Since our founding in 1961, BBF has remained dedicated to transforming the community by improving the lives of youth and families. Please explore this site to learn more about our organization’s history, facility, programs, and the many individuals who make it’s work possible.
HISTORY
BBF was founded by Joseph “Joe” Kellman (1920-2010), a native of Chicago’s North Lawndale community area. Rising from humble beginnings, Joe helped to build his family glass business, The Globe Group, into the largest privately-owned auto glass replacement company in the nation.
In 1961, with the help of long-time friend and entertainer Buddy Hackett, civil rights activist Fr. Dan Mallette, insurance company owner Marvin Zimmerman, and other local business associates, Kellman opened the Archie Moore Boxing Gym. The gym soon evolved to become the Better Boys Foundation, a youth services agency offering afterschool sports programming to boys and, later, girls in North Lawndale. Joe soon realized that sports were the lure and not the cure and transitioned the organization into a social services agency offering a variety of supports including scholarship assistance.

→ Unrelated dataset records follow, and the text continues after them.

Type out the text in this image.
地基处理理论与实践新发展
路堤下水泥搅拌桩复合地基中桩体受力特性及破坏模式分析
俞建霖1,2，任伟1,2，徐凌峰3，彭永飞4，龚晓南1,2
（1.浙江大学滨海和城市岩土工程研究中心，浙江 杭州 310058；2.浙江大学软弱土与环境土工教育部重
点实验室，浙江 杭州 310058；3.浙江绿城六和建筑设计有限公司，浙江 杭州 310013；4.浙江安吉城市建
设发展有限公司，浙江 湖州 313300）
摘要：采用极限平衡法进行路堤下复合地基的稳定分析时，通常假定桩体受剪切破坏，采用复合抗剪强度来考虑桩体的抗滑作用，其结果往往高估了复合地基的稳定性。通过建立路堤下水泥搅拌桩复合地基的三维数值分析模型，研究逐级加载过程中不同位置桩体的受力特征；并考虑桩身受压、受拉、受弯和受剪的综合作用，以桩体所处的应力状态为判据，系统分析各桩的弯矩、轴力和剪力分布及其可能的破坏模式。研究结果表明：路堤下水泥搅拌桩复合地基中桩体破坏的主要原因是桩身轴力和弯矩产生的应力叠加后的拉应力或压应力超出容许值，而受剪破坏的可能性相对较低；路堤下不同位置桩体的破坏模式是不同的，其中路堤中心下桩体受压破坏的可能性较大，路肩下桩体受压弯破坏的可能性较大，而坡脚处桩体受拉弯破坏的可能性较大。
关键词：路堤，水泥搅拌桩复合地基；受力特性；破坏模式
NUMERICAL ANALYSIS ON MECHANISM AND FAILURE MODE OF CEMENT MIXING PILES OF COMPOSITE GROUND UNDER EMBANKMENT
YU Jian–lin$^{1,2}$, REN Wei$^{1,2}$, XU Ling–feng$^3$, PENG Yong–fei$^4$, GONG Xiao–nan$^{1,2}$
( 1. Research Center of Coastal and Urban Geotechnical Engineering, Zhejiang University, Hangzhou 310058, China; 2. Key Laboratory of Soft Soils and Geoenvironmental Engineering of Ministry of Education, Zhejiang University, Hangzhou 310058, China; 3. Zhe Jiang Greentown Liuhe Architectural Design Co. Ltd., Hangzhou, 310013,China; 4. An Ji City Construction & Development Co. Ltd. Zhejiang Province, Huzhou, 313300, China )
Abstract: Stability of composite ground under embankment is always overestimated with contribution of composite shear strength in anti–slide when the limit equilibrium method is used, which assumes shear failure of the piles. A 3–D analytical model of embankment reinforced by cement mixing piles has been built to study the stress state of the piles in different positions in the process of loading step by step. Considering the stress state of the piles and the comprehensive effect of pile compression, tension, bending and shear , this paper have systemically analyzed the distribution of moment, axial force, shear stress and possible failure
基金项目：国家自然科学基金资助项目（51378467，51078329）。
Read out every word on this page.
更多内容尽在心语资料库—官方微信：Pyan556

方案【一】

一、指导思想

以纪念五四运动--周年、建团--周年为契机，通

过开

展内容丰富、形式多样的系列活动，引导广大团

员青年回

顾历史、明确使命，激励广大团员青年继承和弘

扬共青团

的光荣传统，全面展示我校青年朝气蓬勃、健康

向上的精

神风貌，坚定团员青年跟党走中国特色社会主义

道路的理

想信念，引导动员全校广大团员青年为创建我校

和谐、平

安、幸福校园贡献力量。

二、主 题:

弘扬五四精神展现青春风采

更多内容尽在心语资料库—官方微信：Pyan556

BBF has grown into a comprehensive, human services organization offering for youth ages 5 to adults. BBF programming directly addresses the well-being of all family members, helping the low-income, primarily African-American population we serve move from a place of impoverishment, educational challenges, joblessness, marginalization and trauma to a place of stability, academic success, employment, inclusion and wholeness. BBF also focuses on supporting serving girls and women. BBF provides and coordinates resources that meet the entire family’s needs, from reentry services for ex-offenders to parenting classes for single mothers, from mentoring and tutoring for youth in at-risk situations to job readiness training for the unemployed.
Facility
Designed by famed architect Lucien Lagrange and constructed by FCL Builders, the BBF Center is a gift to the community from the Joseph Kellman Family Foundation and represents the culmination of the work Joe started when he shifted BBF’s focus away from sports and toward comprehensive youth development programming. The energy-efficient building is fully accessible to people with disabilities.
The BBF Center offers a safe haven to the youth and families of North Lawndale. Students are transported directly from school to the center, where high-density glass, security cameras, and dedicated staff ensure their safety and proper engagement. In addition, BBF’s beautiful courtyard provides a safe, peaceful outdoor location for children that can be enjoyed irrespective of any external neighborhood crisis.